DMT’s role in psychedelic music is quite astounding, and St John, who has also authored Global Tribe: Technology, Spirituality, and Psytrance (2012), is one of the leading authorities on the subject. He masterfully traces an infamous pipe-ritual in the backyard of Butterfly Records, Brixton, in 1992. One of the most fascinating and engaging threads of the DMT story, its context involved a visit to London by McKenna, Goa beach aficionados and some of the primary figures in what would become the psytrance scene – a scene in many ways defined by the DMT and psychedelic experience. For the British drug historians this is an important juncture in the 1990s scene.

Of course, Australia is of vital importance in the DMT story, not least because of the wide variety of DMT containing acacia trees. In terms of modern DMT forms, , changa was named and created there by Julian Palmer in mid-2003. This herbal DMT mix is slightly lighter, slightly longer lasting, and in many ways its own unique gateway into the DMT multiverse. Its name was purportedly channelled in an ayahuasca session by Palmer, and has since become an important tool in the psychonaut’s toolkit. Indeed, within a few years, Changa’s unique smell could be found wafting throughout festivals across the globe.

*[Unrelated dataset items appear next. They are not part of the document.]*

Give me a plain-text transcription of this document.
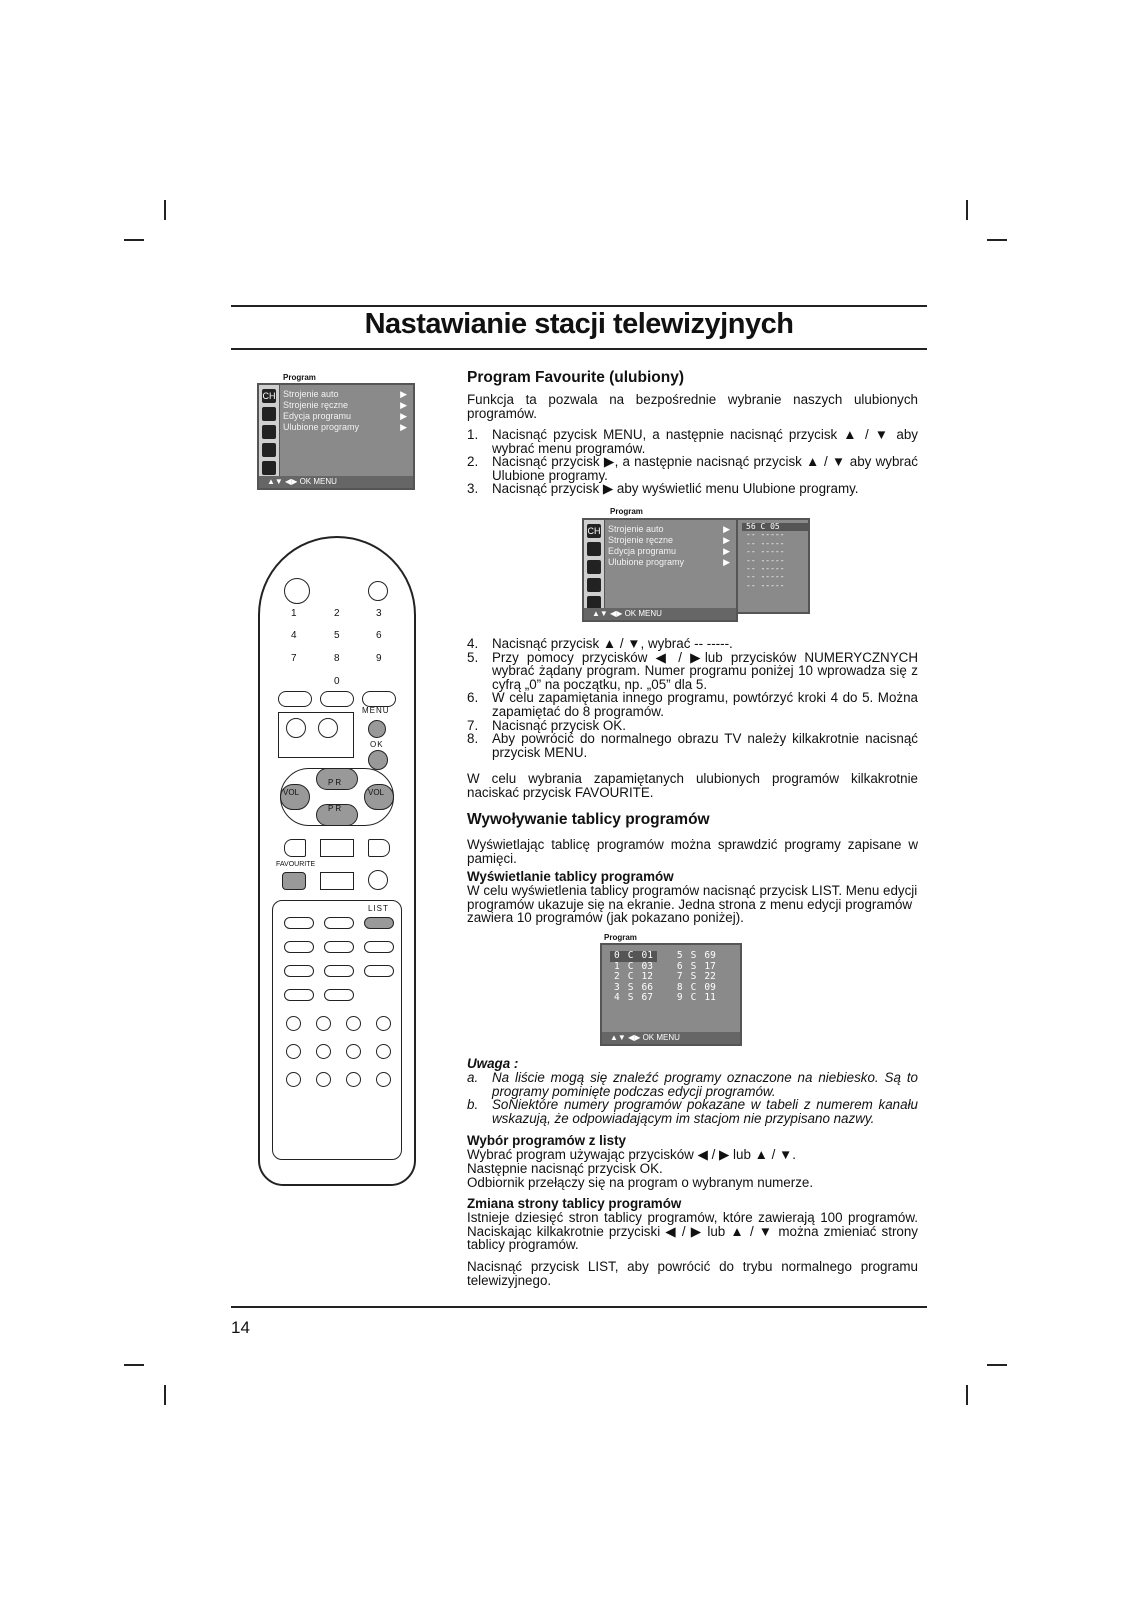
Nastawianie stacji telewizyjnych
Program
CH Strojenie auto	▶
Strojenie ręczne	▶
Edycja programu	▶
Ulubione programy	▶
▲▼ ◀▶ OK MENU
1	2	3
4	5	6
7	8	9
0
MENU
OK
P R
P R
VOL	VOL
FAVOURITE
LIST
Program Favourite (ulubiony)
Funkcja ta pozwala na bezpośrednie wybranie naszych ulubionych programów.
1.	Nacisnąć pzycisk MENU, a następnie nacisnąć przycisk ▲ / ▼ aby wybrać menu programów.
2.	Nacisnąć przycisk ▶, a następnie nacisnąć przycisk ▲ / ▼ aby wybrać Ulubione programy.
3.	Nacisnąć przycisk ▶ aby wyświetlić menu Ulubione programy.
Program
CH Strojenie auto	▶
Strojenie ręczne	▶
Edycja programu	▶
Ulubione programy	▶
▲▼ ◀▶ OK MENU
56 C 05
-- -----
-- -----
-- -----
-- -----
-- -----
-- -----
-- -----
4.	Nacisnąć przycisk ▲ / ▼, wybrać -- -----.
5.	Przy pomocy przycisków ◀ / ▶lub przycisków NUMERYCZNYCH wybrać żądany program. Numer programu poniżej 10 wprowadza się z cyfrą „0” na początku, np. „05” dla 5.
6.	W celu zapamiętania innego programu, powtórzyć kroki 4 do 5. Można zapamiętać do 8 programów.
7.	Nacisnąć przycisk OK.
8.	Aby powrócić do normalnego obrazu TV należy kilkakrotnie nacisnąć przycisk MENU.
W celu wybrania zapamiętanych ulubionych programów kilkakrotnie naciskać przycisk FAVOURITE.
Wywoływanie tablicy programów
Wyświetlając tablicę programów można sprawdzić programy zapisane w pamięci.
Wyświetlanie tablicy programów
W celu wyświetlenia tablicy programów nacisnąć przycisk LIST. Menu edycji programów ukazuje się na ekranie. Jedna strona z menu edycji programów zawiera 10 programów (jak pokazano poniżej).
Program
0	C	01		5	S	69
1	C	03		6	S	17
2	C	12		7	S	22
3	S	66		8	C	09
4	S	67		9	C	11
▲▼ ◀▶ OK MENU
Uwaga :
a.	Na liście mogą się znaleźć programy oznaczone na niebiesko. Są to programy pominięte podczas edycji programów.
b.	SoNiektóre numery programów pokazane w tabeli z numerem kanału wskazują, że odpowiadającym im stacjom nie przypisano nazwy.
Wybór programów z listy
Wybrać program używając przycisków ◀ / ▶ lub ▲ / ▼.
Następnie nacisnąć przycisk OK.
Odbiornik przełączy się na program o wybranym numerze.
Zmiana strony tablicy programów
Istnieje dziesięć stron tablicy programów, które zawierają 100 programów. Naciskając kilkakrotnie przyciski ◀ / ▶ lub ▲ / ▼ można zmieniać strony tablicy programów.
Nacisnąć przycisk LIST, aby powrócić do trybu normalnego programu telewizyjnego.
14
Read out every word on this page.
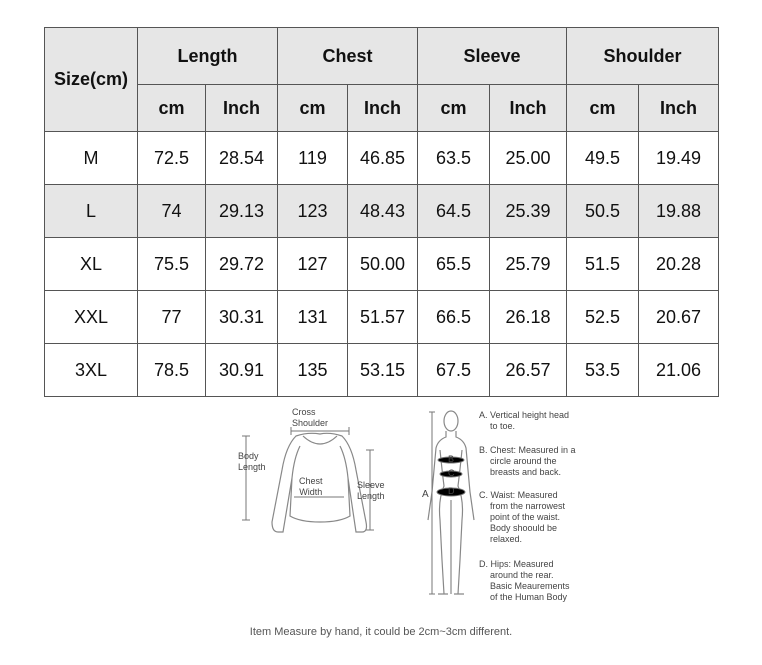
Size(cm)	Length		Chest		Sleeve		Shoulder	
	cm	Inch	cm	Inch	cm	Inch	cm	Inch
M	72.5	28.54	119	46.85	63.5	25.00	49.5	19.49
L	74	29.13	123	48.43	64.5	25.39	50.5	19.88
XL	75.5	29.72	127	50.00	65.5	25.79	51.5	20.28
XXL	77	30.31	131	51.57	66.5	26.18	52.5	20.67
3XL	78.5	30.91	135	53.15	67.5	26.57	53.5	21.06
Cross
Shoulder
Body
Length
Chest
Width
Sleeve
Length	A
B
C
D
A. Vertical height head
to toe.
B. Chest: Measured in a
circle around the
breasts and back.
C. Waist: Measured
from the narrowest
point of the waist.
Body shoould be
relaxed.
D. Hips: Measured
around the rear.
Basic Meaurements
of the Human Body
Item Measure by hand, it could be 2cm~3cm different.
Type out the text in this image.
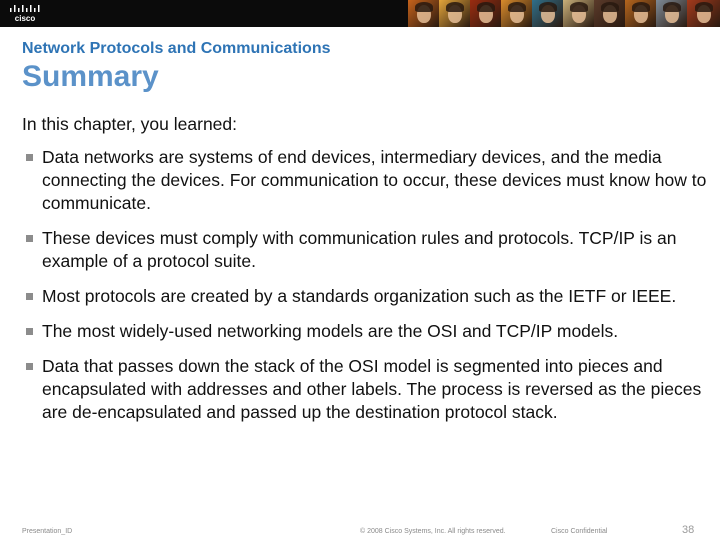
cisco
Network Protocols and Communications
Summary
In this chapter, you learned:
Data networks are systems of end devices, intermediary devices, and the media connecting the devices. For communication to occur, these devices must know how to communicate.
These devices must comply with communication rules and protocols. TCP/IP is an example of a protocol suite.
Most protocols are created by a standards organization such as the IETF or IEEE.
The most widely-used networking models are the OSI and TCP/IP models.
Data that passes down the stack of the OSI model is segmented into pieces and encapsulated with addresses and other labels. The process is reversed as the pieces are de-encapsulated and passed up the destination protocol stack.
Presentation_ID	© 2008 Cisco Systems, Inc. All rights reserved.	Cisco Confidential	38
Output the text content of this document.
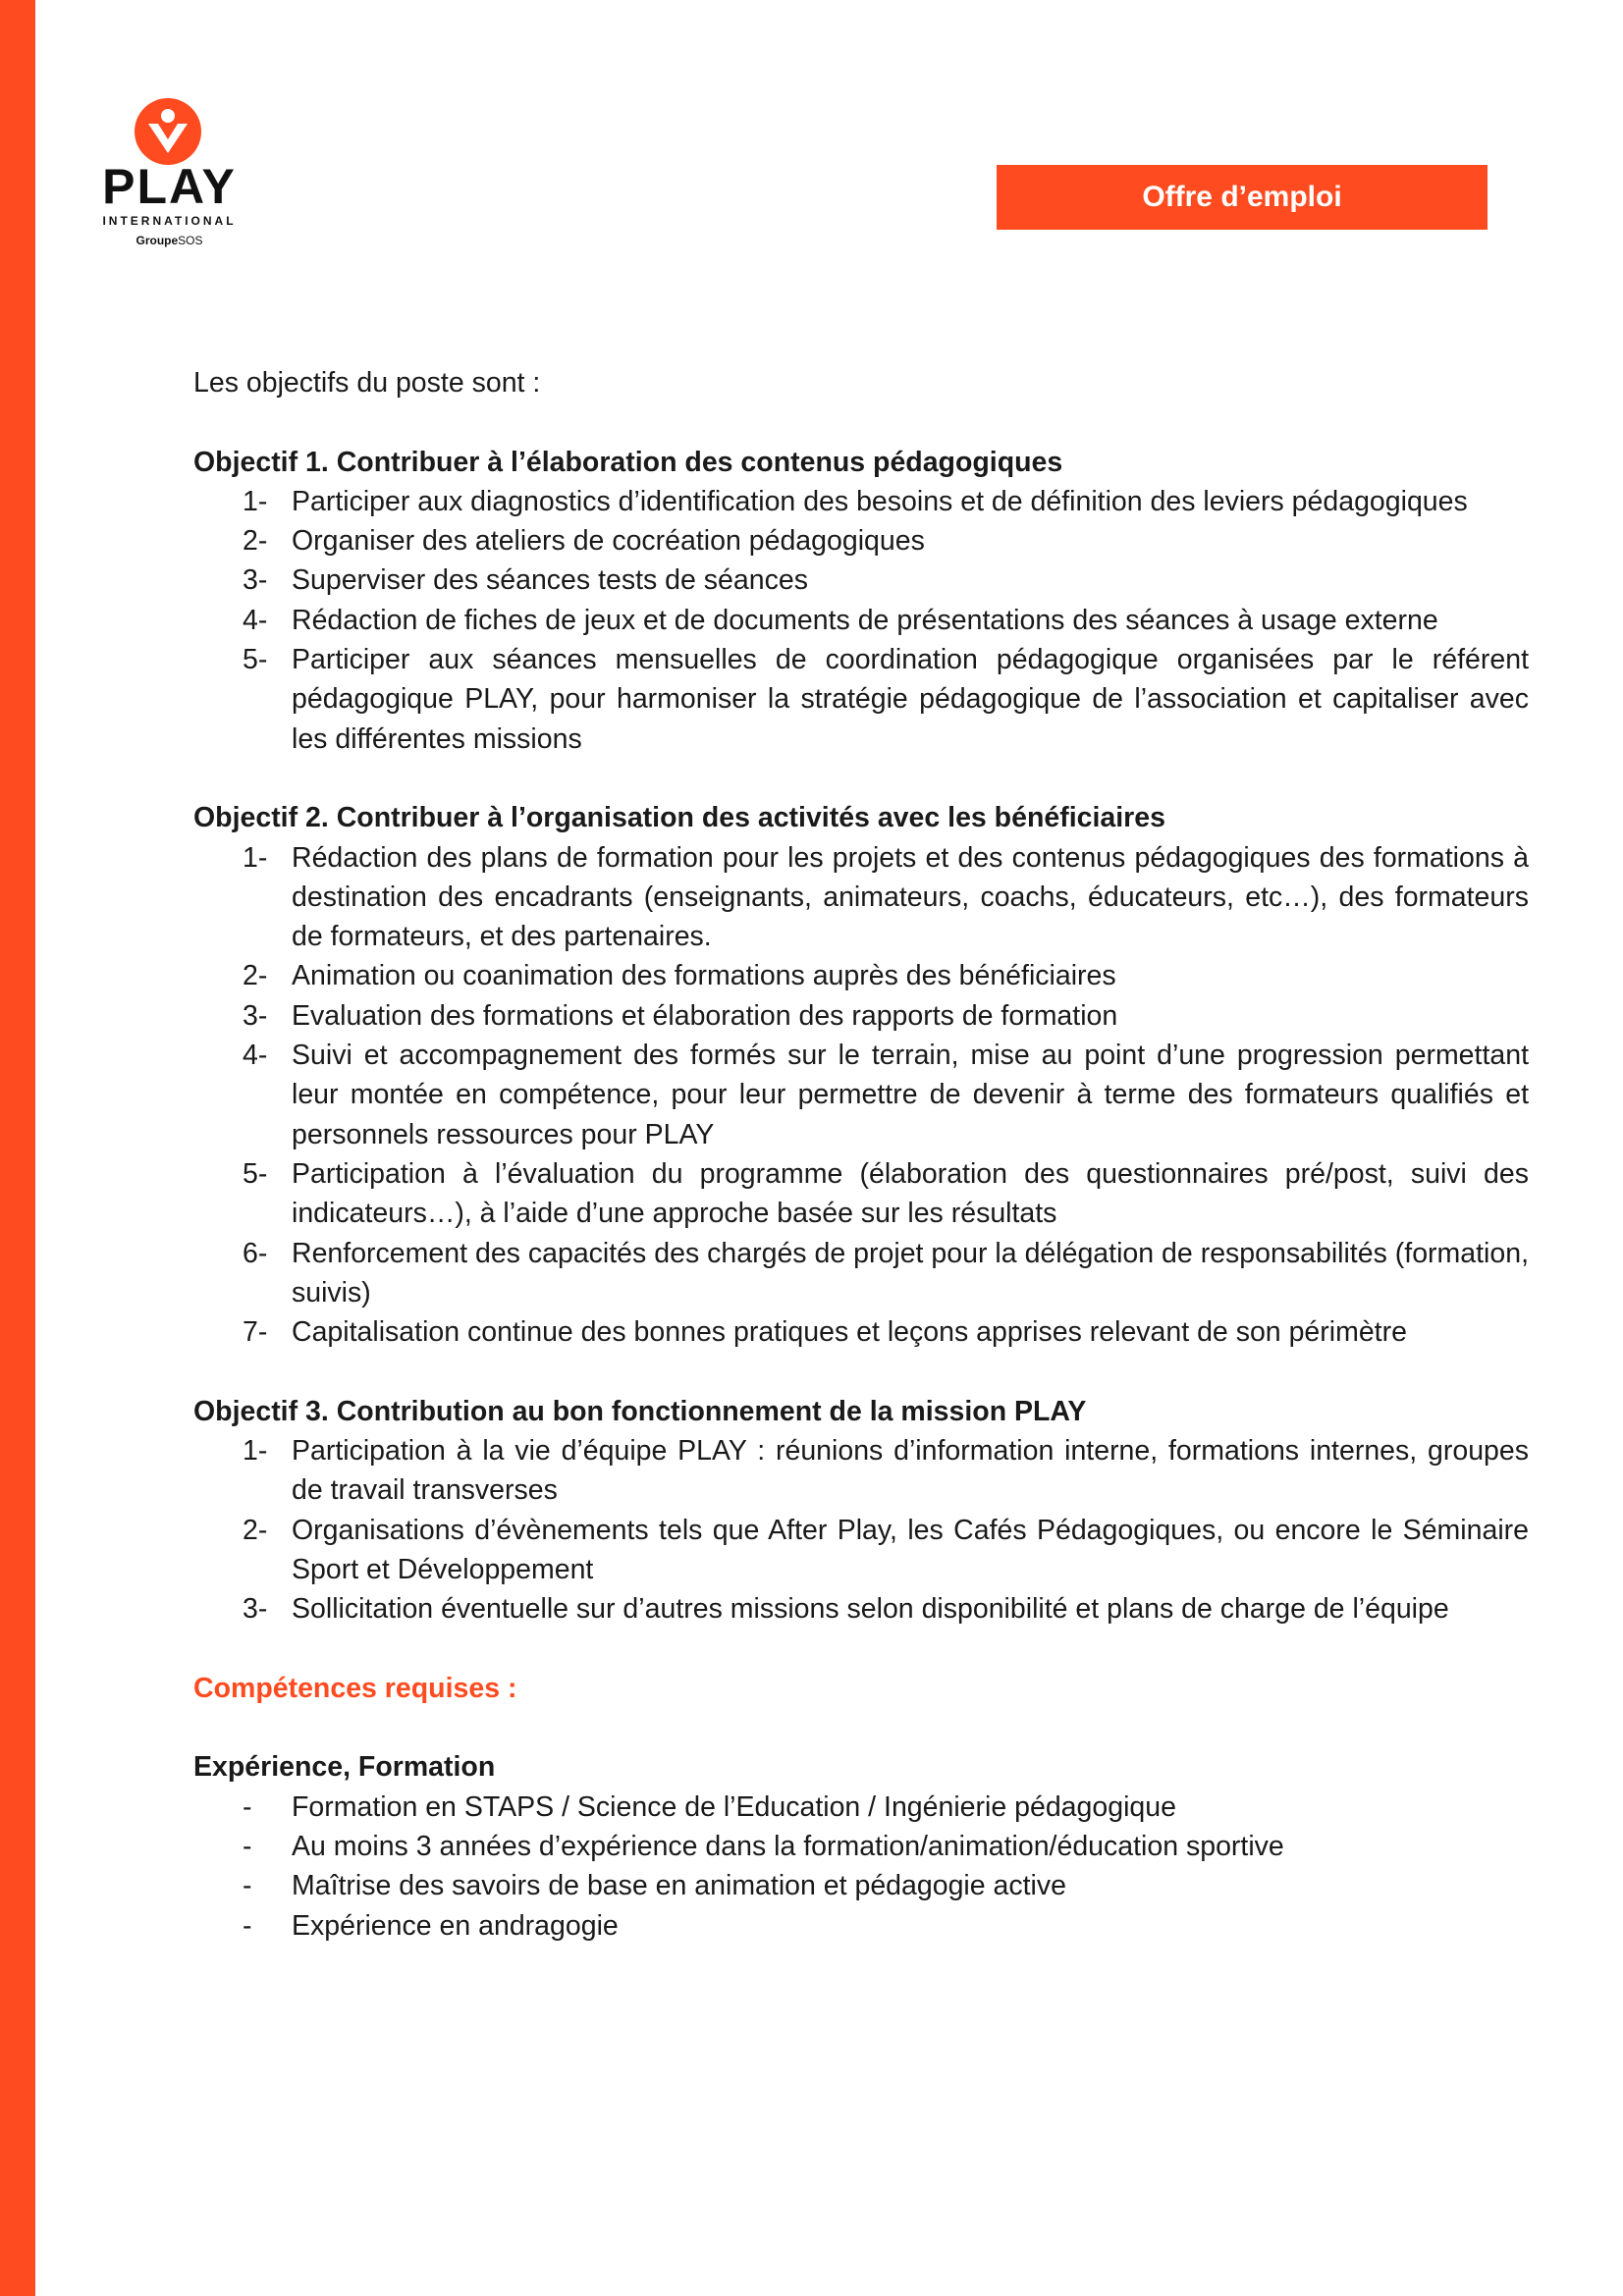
PLAY
INTERNATIONAL
GroupeSOS
Offre d’emploi

Les objectifs du poste sont :

Objectif 1. Contribuer à l’élaboration des contenus pédagogiques

1- Participer aux diagnostics d’identification des besoins et de définition des leviers pédagogiques
2- Organiser des ateliers de cocréation pédagogiques
3- Superviser des séances tests de séances
4- Rédaction de fiches de jeux et de documents de présentations des séances à usage externe
5- Participer aux séances mensuelles de coordination pédagogique organisées par le référent pédagogique PLAY, pour harmoniser la stratégie pédagogique de l’association et capitaliser avec les différentes missions

Objectif 2. Contribuer à l’organisation des activités avec les bénéficiaires

1- Rédaction des plans de formation pour les projets et des contenus pédagogiques des formations à destination des encadrants (enseignants, animateurs, coachs, éducateurs, etc…), des formateurs de formateurs, et des partenaires.
2- Animation ou coanimation des formations auprès des bénéficiaires
3- Evaluation des formations et élaboration des rapports de formation
4- Suivi et accompagnement des formés sur le terrain, mise au point d’une progression permettant leur montée en compétence, pour leur permettre de devenir à terme des formateurs qualifiés et personnels ressources pour PLAY
5- Participation à l’évaluation du programme (élaboration des questionnaires pré/post, suivi des indicateurs…), à l’aide d’une approche basée sur les résultats
6- Renforcement des capacités des chargés de projet pour la délégation de responsabilités (formation, suivis)
7- Capitalisation continue des bonnes pratiques et leçons apprises relevant de son périmètre

Objectif 3. Contribution au bon fonctionnement de la mission PLAY

1- Participation à la vie d’équipe PLAY : réunions d’information interne, formations internes, groupes de travail transverses
2- Organisations d’évènements tels que After Play, les Cafés Pédagogiques, ou encore le Séminaire Sport et Développement
3- Sollicitation éventuelle sur d’autres missions selon disponibilité et plans de charge de l’équipe

Compétences requises :

Expérience, Formation

- Formation en STAPS / Science de l’Education / Ingénierie pédagogique
- Au moins 3 années d’expérience dans la formation/animation/éducation sportive
- Maîtrise des savoirs de base en animation et pédagogie active
- Expérience en andragogie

Mystery School in Hyperspace is a densely packed and far-ranging history that wonderfully reflects the ubiquity and experience of DMT. In some respects, when reading it, I would become lost in the threads, however this was not to the book’s detriment as, just like the substance, one would always ultimately return to baseline. There is a deep mine of information that traverses many cultures, ideas, and personalities, and I imagine that I will be returning time and again to this terrific read.

Robert Dickins

Robert Dickins is a historian, writer and editor. He is the founder of the Psychedelic Press, co-director of the Psychedelic Museum, and is currently undertaking his PhD at Queen Mary, University of London. His research interests focus on the history and literature of psychedelic substances, and the role of writing in spiritual and magical traditions during the 19th century. He is also the author of the novel 'Erin', and has occasionally be known to perform a poem or two.